Rhône : Cegid bientôt sous pavillon anglo-saxon

Fondé par Jean-Michel Aulas, l'éditeur lyonnais Cegid devrait accepter l'offre de rachat attractive proposée par les fonds Silver Lake et AltaOne Capital.

L'éditeur de logiciels Cegid va passer sous pavillon anglo-saxon.
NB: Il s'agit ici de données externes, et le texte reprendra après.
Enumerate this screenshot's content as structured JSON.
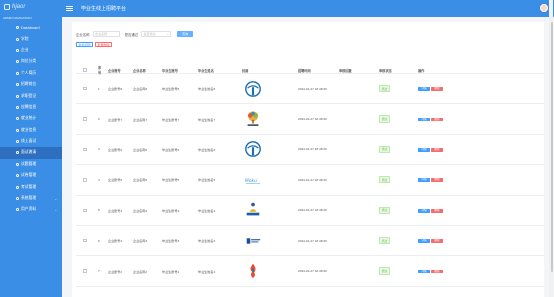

C'est ce que nous apprend l'AFP, qui précise que les fonds américains Silver Lake et britanique AltaOne Capital vont lancer une offre publique d'achat sur le groupe lyonnais, après avoir racheté les participations du président fondateur Jean-Michel Aulas et du principal actionnaire Groupama. Soit 37,6% du capital.
Porté par le cloud, l'éditeur lyonnais a enregistré, pour la troisième année consécutive, une croissance de ses résultats. En effet, Cegid a réalisé un chiffre d'affaires de 282,1 M€ en 2015, en progression de 5,8% à périmètre courant et de 4,2% à périmètre constant. Le groupe lyonnais a également dégagé un bénéfice de 23,2 millions d'euros.

Une valorisation à 580 M€
Une santé financière qui explique l'intérêt des deux fonds d'investissements dont l'offre sera libellée au prix de 62,25 euros par action et de 44,25 euros par bon d'acquisition d'action remboursable. Ce qui valorise le groupe du président Aulas à 580 M€. Une somme extrêmement attractive puisque le prix proposé représente plus du double du cours de l'action Cegid en début d'année.
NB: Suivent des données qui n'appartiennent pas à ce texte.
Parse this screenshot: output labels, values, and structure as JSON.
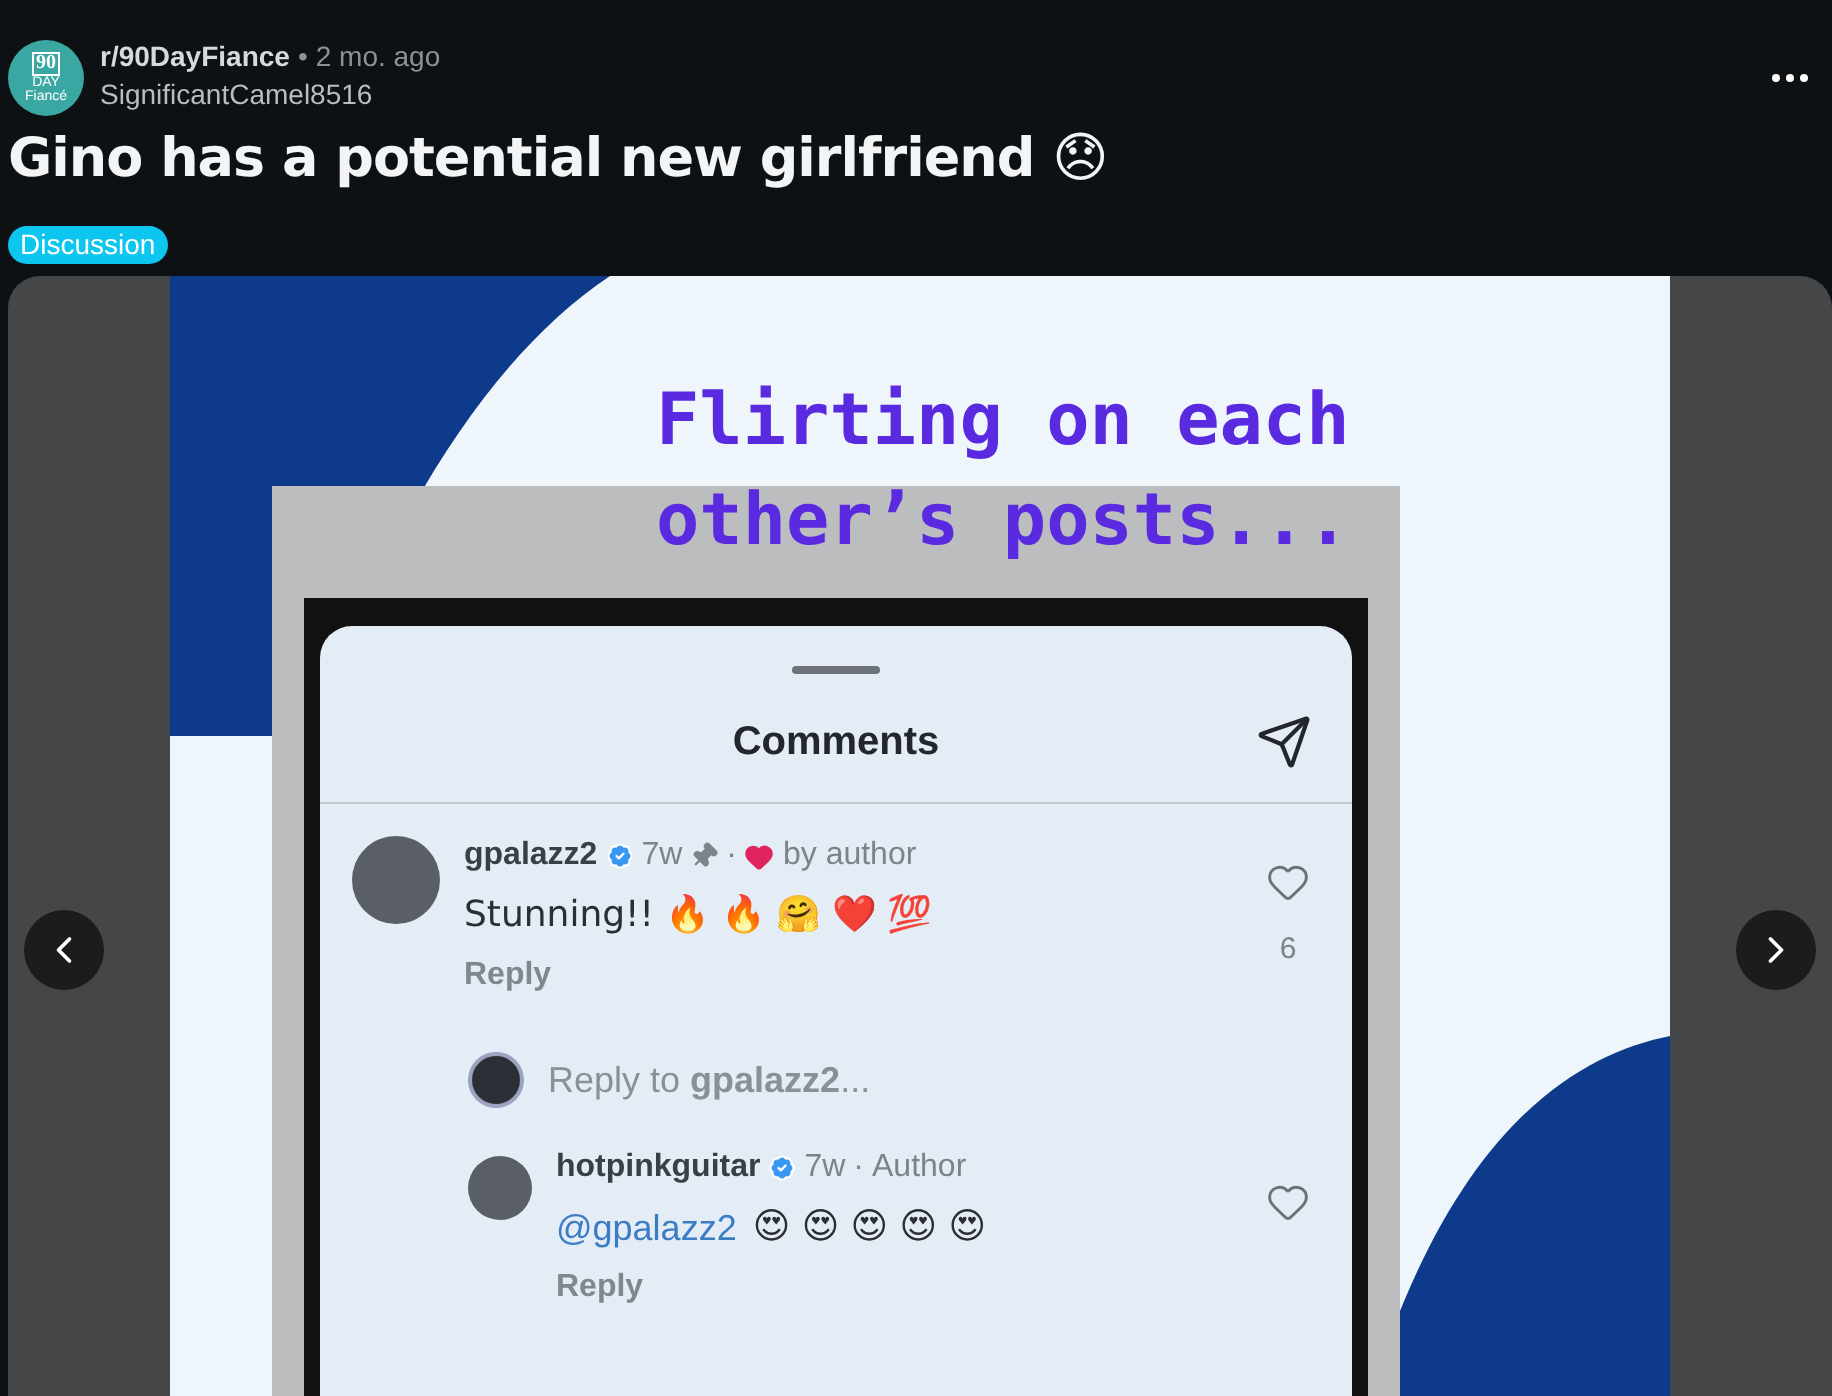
{
  "post": {
    "community_icon": {
      "lines": [
        "90",
        "DAY",
        "Fiancé"
      ]
    },
    "subreddit": "r/90DayFiance",
    "separator": "•",
    "time": "2 mo. ago",
    "author": "SignificantCamel8516",
    "title": "Gino has a potential new girlfriend 😞",
    "flair": "Discussion"
  },
  "carousel": {
    "headline": [
      "Flirting on each",
      "other’s posts..."
    ],
    "sheet": {
      "title": "Comments",
      "items": [
        {
          "kind": "comment",
          "user": "gpalazz2",
          "verified": true,
          "time": "7w",
          "pinned": true,
          "separator": "·",
          "liked_by_author": true,
          "label": "by author",
          "text": "Stunning!! 🔥 🔥 🤗 ❤️ 💯",
          "action": "Reply",
          "like_count": "6"
        },
        {
          "kind": "reply_field",
          "placeholder": "Reply to **gpalazz2**..."
        },
        {
          "kind": "reply",
          "user": "hotpinkguitar",
          "verified": true,
          "time": "7w",
          "pinned": false,
          "separator": "·",
          "liked_by_author": false,
          "label": "Author",
          "mention": "@gpalazz2",
          "text": "😍 😍 😍 😍 😍",
          "action": "Reply"
        }
      ]
    }
  }
}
Si Silver Lake et AtlaOne Capital obtiennent plus de 95% des actions et des droits de votes, ils verseront aux actionnaires actuels un bonus de 1,25 euro par titre, avant de retirer Cegid de la cote du marché parisien.
De son côté Jean-Michel Aulas devrait réinvestir une partie des sommes tirées de la cession de ses parts dans la société. Il restera également président du conseil d'administration. Patrick Bertrand conservera pour sa part ses fonctions de directeur général.
Le conseil d'administration devrait se réunir prochainement pour se prononcer sur cette offre de rachat amicale. A priori, l'affaire semble bien engagée. Les deux repreneurs n'ont, eux, fixé qu'une seule condition à leur offre : réunir au minimum 50% des actions et droits de vote.